If you read this blog regularily you've probably heard/read about the
8 fallacies of distributed computing
once or twice ... you know the assumptions architects and designers
tend to make when designing distributed systems which prove to be wrong
down the road, causing pain and havoc in the project. (indeed
my paper explaining them is the second most poplar download on my site with just about 50K downloads)
Originally
drafted in 1994 by Peter Deutsch (with one more added by James Gosling
in 1997). These fallacies still hold true today. I still see designers
make these same old mistakes in modern SOAs, RESTful designs and
whatnot - but that's not the reason for this post.
What I want to talk about is the second fallacy "Latency is zero".
The
more I think about it the more I think this fallacy should be updated
to "Latency is zero or constant" (or add another fallacy for "latency
is constant" on its own).
What's the difference?
Well,
"latency is zero" fallacy means treating remote "things" as if they are
the same as local "things". We can't do that - we need to build the API
of remote things to take the fact the information takes time to get
there into account (e.g. chatty interfaces vs. chunky interfaces). You
can see more on that in a post called
"Why arbitrary tier-splitting is bad" i wrote about a year ago
The
"latency is constant" fallacy means thinking that if we send several
batches of "stuff" to a remote "thing", they may arrive late but at
least they'll arrive in order. Or to move from "things" and "stuff" to
more concrete terms if you send messages over a network from one
service to another they won't necessarily arrive in order.
But wait isn't it only true for asynchronous messages? if we make
synchronous calls we don't really care about this, now do we? That's
only true if you and the service you are consuming are alone in the
world. In all other cases (i.e. most of the time) even
if you make all your calls synchronous, you can't know what other
messages (from other senders) will arrive in between your messages -
and how it will affect its state.
Unreliable latency can also mean we'll retry a message because we think
it is lost and find out that the reciever gets it multiple times later.
These are things you really have to take that into account when you make multiple related calls - like,say, in a
saga.
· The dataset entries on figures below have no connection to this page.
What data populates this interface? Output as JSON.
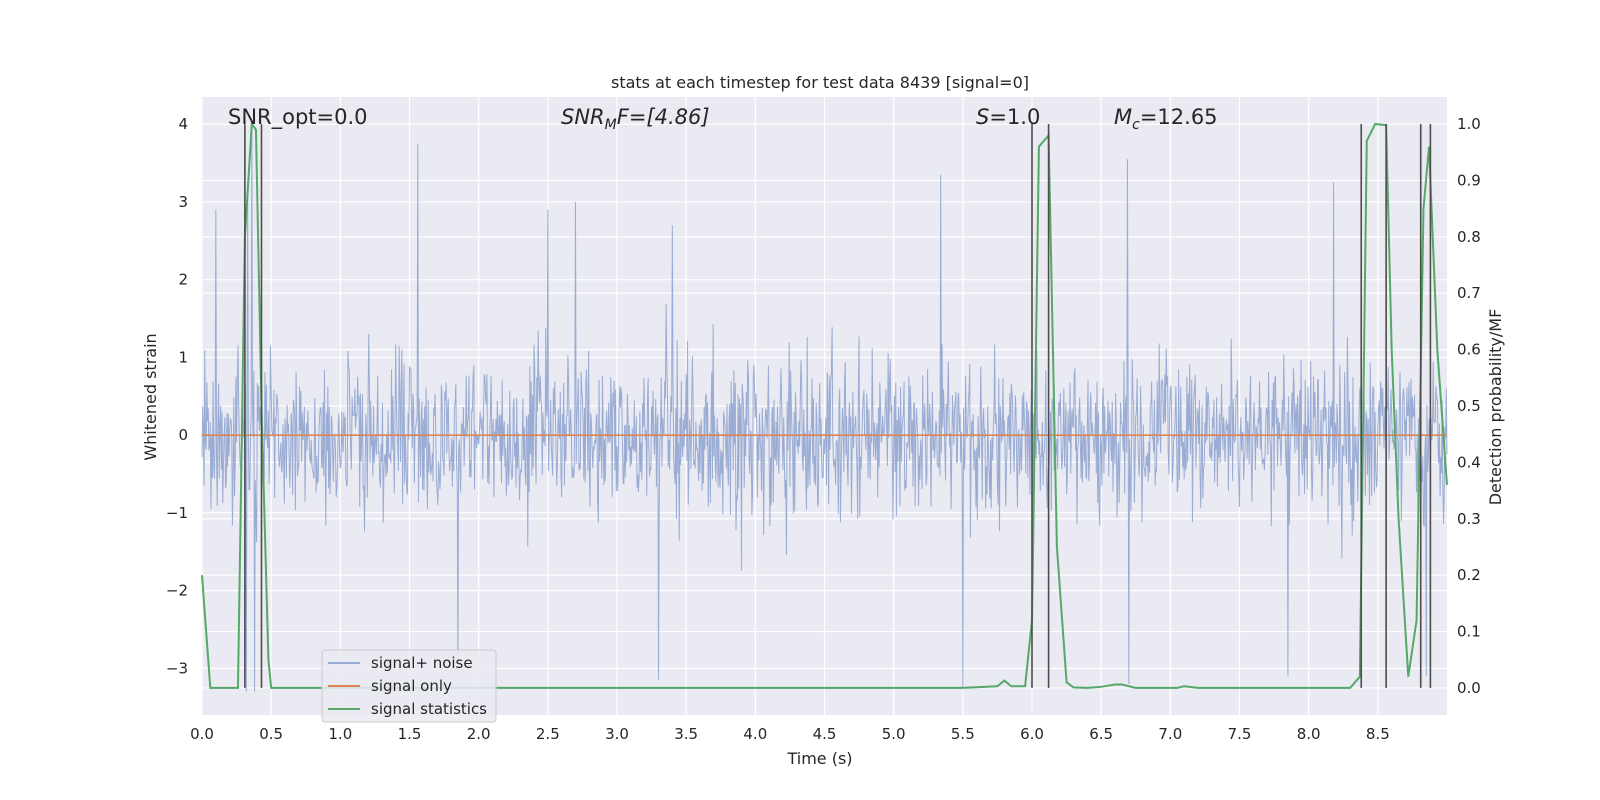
{
  "chart_data": {
    "type": "line",
    "title": "stats at each timestep for test data 8439 [signal=0]",
    "xlabel": "Time (s)",
    "ylabel": "Whitened strain",
    "y2label": "Detection probability/MF",
    "xlim": [
      0.0,
      9.0
    ],
    "ylim": [
      -3.6,
      4.35
    ],
    "y2lim": [
      -0.048,
      1.048
    ],
    "x_ticks": [
      "0.0",
      "0.5",
      "1.0",
      "1.5",
      "2.0",
      "2.5",
      "3.0",
      "3.5",
      "4.0",
      "4.5",
      "5.0",
      "5.5",
      "6.0",
      "6.5",
      "7.0",
      "7.5",
      "8.0",
      "8.5"
    ],
    "y_ticks": [
      "4",
      "3",
      "2",
      "1",
      "0",
      "−1",
      "−2",
      "−3"
    ],
    "y2_ticks": [
      "1.0",
      "0.9",
      "0.8",
      "0.7",
      "0.6",
      "0.5",
      "0.4",
      "0.3",
      "0.2",
      "0.1",
      "0.0"
    ],
    "grid": true,
    "legend_position": "lower-left",
    "annotations": {
      "snr_opt": "SNR_opt=0.0",
      "snr_mf_base": "SNR",
      "snr_mf_sub": "M",
      "snr_mf_tail": "F=[4.86]",
      "s_base": "S",
      "s_tail": "=1.0",
      "mc_base": "M",
      "mc_sub": "c",
      "mc_tail": "=12.65"
    },
    "series": [
      {
        "name": "signal+ noise",
        "color": "#9aacd3",
        "kind": "noise",
        "sample_rate": 200,
        "typical_envelope": [
          -1.9,
          1.9
        ],
        "peaks": [
          {
            "x": 0.36,
            "y": 4.0
          },
          {
            "x": 0.33,
            "y": 3.2
          },
          {
            "x": 0.1,
            "y": 2.9
          },
          {
            "x": 1.56,
            "y": 3.75
          },
          {
            "x": 2.5,
            "y": 2.9
          },
          {
            "x": 2.7,
            "y": 3.0
          },
          {
            "x": 3.4,
            "y": 2.7
          },
          {
            "x": 5.34,
            "y": 3.35
          },
          {
            "x": 6.69,
            "y": 3.55
          },
          {
            "x": 8.18,
            "y": 3.25
          },
          {
            "x": 0.32,
            "y": -3.3
          },
          {
            "x": 0.38,
            "y": -3.3
          },
          {
            "x": 1.85,
            "y": -3.1
          },
          {
            "x": 3.3,
            "y": -3.15
          },
          {
            "x": 5.5,
            "y": -3.25
          },
          {
            "x": 6.7,
            "y": -3.2
          },
          {
            "x": 7.85,
            "y": -3.1
          },
          {
            "x": 8.85,
            "y": -3.1
          }
        ]
      },
      {
        "name": "signal only",
        "color": "#dd8452",
        "x": [
          0.0,
          9.0
        ],
        "y": [
          0.0,
          0.0
        ]
      },
      {
        "name": "signal statistics",
        "color": "#55a868",
        "axis": "right",
        "x": [
          0.0,
          0.06,
          0.12,
          0.2,
          0.26,
          0.31,
          0.36,
          0.39,
          0.43,
          0.48,
          0.5,
          0.56,
          0.7,
          1.0,
          2.0,
          3.0,
          4.0,
          4.5,
          5.0,
          5.5,
          5.75,
          5.8,
          5.85,
          5.95,
          6.0,
          6.05,
          6.12,
          6.18,
          6.25,
          6.3,
          6.4,
          6.5,
          6.6,
          6.65,
          6.75,
          6.9,
          7.05,
          7.1,
          7.2,
          7.5,
          8.0,
          8.3,
          8.37,
          8.42,
          8.48,
          8.56,
          8.6,
          8.65,
          8.72,
          8.78,
          8.83,
          8.87,
          8.93,
          9.0
        ],
        "y": [
          0.2,
          0.0,
          0.0,
          0.0,
          0.0,
          0.8,
          1.0,
          0.99,
          0.5,
          0.05,
          0.0,
          0.0,
          0.0,
          0.0,
          0.0,
          0.0,
          0.0,
          0.0,
          0.0,
          0.0,
          0.003,
          0.013,
          0.003,
          0.003,
          0.12,
          0.96,
          0.98,
          0.25,
          0.01,
          0.001,
          0.0,
          0.002,
          0.006,
          0.006,
          0.0,
          0.0,
          0.0,
          0.003,
          0.0,
          0.0,
          0.0,
          0.0,
          0.02,
          0.97,
          1.0,
          0.998,
          0.6,
          0.3,
          0.02,
          0.12,
          0.85,
          0.96,
          0.6,
          0.36
        ]
      }
    ],
    "vertical_lines_x": [
      0.31,
      0.43,
      6.0,
      6.12,
      8.38,
      8.56,
      8.81,
      8.88
    ]
  },
  "colors": {
    "plot_background": "#eaeaf2",
    "grid": "#ffffff",
    "vline": "#4d4d4d"
  }
}
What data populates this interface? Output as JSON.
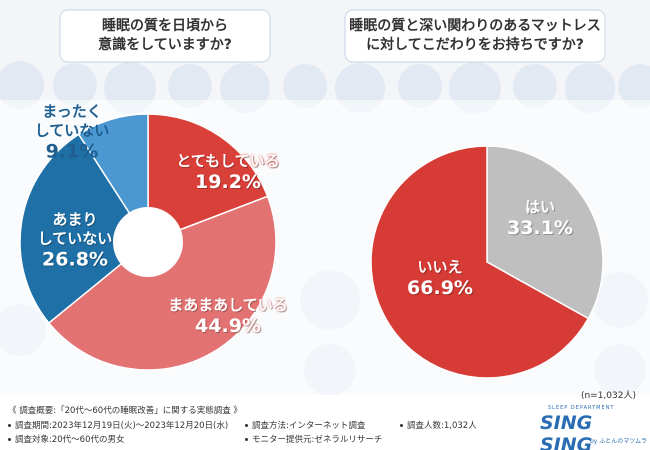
{
  "chart_data": [
    {
      "type": "donut",
      "title": "睡眠の質を日頃から\n意識をしていますか?",
      "categories": [
        "とてもしている",
        "まあまあしている",
        "あまり\nしていない",
        "まったく\nしていない"
      ],
      "values": [
        19.2,
        44.9,
        26.8,
        9.1
      ],
      "value_labels": [
        "19.2%",
        "44.9%",
        "26.8%",
        "9.1%"
      ],
      "colors": [
        "#d9403a",
        "#e27372",
        "#1f70a6",
        "#4b97d1"
      ]
    },
    {
      "type": "pie",
      "title": "睡眠の質と深い関わりのあるマットレス\nに対してこだわりをお持ちですか?",
      "categories": [
        "はい",
        "いいえ"
      ],
      "values": [
        33.1,
        66.9
      ],
      "value_labels": [
        "33.1%",
        "66.9%"
      ],
      "colors": [
        "#bfbfbf",
        "#d63b36"
      ]
    }
  ],
  "note": "(n=1,032人)",
  "footer": {
    "heading": "《 調査概要:「20代～60代の睡眠改善」に関する実態調査 》",
    "items": [
      "調査期間:2023年12月19日(火)～2023年12月20日(水)",
      "調査対象:20代～60代の男女",
      "調査方法:インターネット調査",
      "モニター提供元:ゼネラルリサーチ",
      "調査人数:1,032人"
    ]
  },
  "logo": {
    "tagline": "SLEEP DEPARTMENT",
    "name": "SING SING",
    "by": "by ふとんのマツムラ"
  }
}
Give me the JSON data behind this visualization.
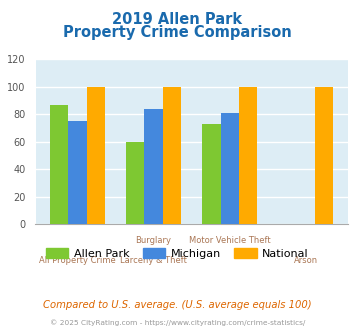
{
  "title_line1": "2019 Allen Park",
  "title_line2": "Property Crime Comparison",
  "groups": [
    {
      "label_row1": "",
      "label_row2": "All Property Crime",
      "allen_park": 87,
      "michigan": 75,
      "national": 100
    },
    {
      "label_row1": "Burglary",
      "label_row2": "Larceny & Theft",
      "allen_park": 60,
      "michigan": 84,
      "national": 100
    },
    {
      "label_row1": "Motor Vehicle Theft",
      "label_row2": "",
      "allen_park": 73,
      "michigan": 81,
      "national": 100
    },
    {
      "label_row1": "",
      "label_row2": "Arson",
      "allen_park": 0,
      "michigan": 0,
      "national": 100
    }
  ],
  "color_allen_park": "#7ec832",
  "color_michigan": "#4488dd",
  "color_national": "#ffaa00",
  "ylim": [
    0,
    120
  ],
  "yticks": [
    0,
    20,
    40,
    60,
    80,
    100,
    120
  ],
  "background_color": "#ddedf5",
  "title_color": "#1a6aad",
  "label_color": "#aa7755",
  "footnote1": "Compared to U.S. average. (U.S. average equals 100)",
  "footnote2": "© 2025 CityRating.com - https://www.cityrating.com/crime-statistics/",
  "footnote1_color": "#dd6600",
  "footnote2_color": "#999999"
}
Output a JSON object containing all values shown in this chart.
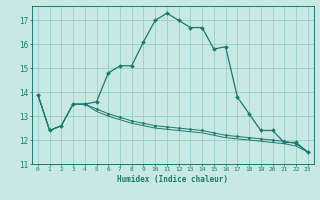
{
  "title": "",
  "xlabel": "Humidex (Indice chaleur)",
  "xlim": [
    -0.5,
    23.5
  ],
  "ylim": [
    11,
    17.6
  ],
  "yticks": [
    11,
    12,
    13,
    14,
    15,
    16,
    17
  ],
  "xticks": [
    0,
    1,
    2,
    3,
    4,
    5,
    6,
    7,
    8,
    9,
    10,
    11,
    12,
    13,
    14,
    15,
    16,
    17,
    18,
    19,
    20,
    21,
    22,
    23
  ],
  "bg_color": "#c8e8e4",
  "grid_color": "#99cccc",
  "line_color": "#1a7a6e",
  "series1_x": [
    0,
    1,
    2,
    3,
    4,
    5,
    6,
    7,
    8,
    9,
    10,
    11,
    12,
    13,
    14,
    15,
    16,
    17,
    18,
    19,
    20,
    21,
    22,
    23
  ],
  "series1_y": [
    13.9,
    12.4,
    12.6,
    13.5,
    13.5,
    13.6,
    14.8,
    15.1,
    15.1,
    16.1,
    17.0,
    17.3,
    17.0,
    16.7,
    16.7,
    15.8,
    15.9,
    13.8,
    13.1,
    12.4,
    12.4,
    11.9,
    11.9,
    11.5
  ],
  "series2_x": [
    0,
    1,
    2,
    3,
    4,
    5,
    6,
    7,
    8,
    9,
    10,
    11,
    12,
    13,
    14,
    15,
    16,
    17,
    18,
    19,
    20,
    21,
    22,
    23
  ],
  "series2_y": [
    13.9,
    12.4,
    12.6,
    13.5,
    13.5,
    13.3,
    13.1,
    12.95,
    12.8,
    12.7,
    12.6,
    12.55,
    12.5,
    12.45,
    12.4,
    12.3,
    12.2,
    12.15,
    12.1,
    12.05,
    12.0,
    11.95,
    11.85,
    11.5
  ],
  "series3_x": [
    0,
    1,
    2,
    3,
    4,
    5,
    6,
    7,
    8,
    9,
    10,
    11,
    12,
    13,
    14,
    15,
    16,
    17,
    18,
    19,
    20,
    21,
    22,
    23
  ],
  "series3_y": [
    13.9,
    12.4,
    12.6,
    13.5,
    13.5,
    13.2,
    13.0,
    12.85,
    12.7,
    12.6,
    12.5,
    12.45,
    12.4,
    12.35,
    12.3,
    12.2,
    12.1,
    12.05,
    12.0,
    11.95,
    11.9,
    11.85,
    11.75,
    11.5
  ]
}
One thing you can do to help is make messages
idempotent
(which also helps with the "network is reliable" fallacy). You can also
increase latency even more and order the messages something that
happens, for example, when streaming video or audio.
What you really need to think about is ACID 2. No, I am not talking
about the database transactions ACID but rather on another term I first
saw in "Building on Quicksand" (
paper (pdf)/
ppt)
by Pat Helland. In this paper Pat talks about some of the implications
of unreliable conditions (such as inconstant latency, failure etc.) on
fault tolerance. ACID 2 (which apparently was coined by Shel
Finkelstein) stands for Associative, Commutative, Idempotent and
Distributed. i.e. messages can be processed at least once , anywhere
(same machine or across several machines), in any order.
That's harsh but I think that If you are building distributed systems today (SOA or otherwise) you can't ignore it.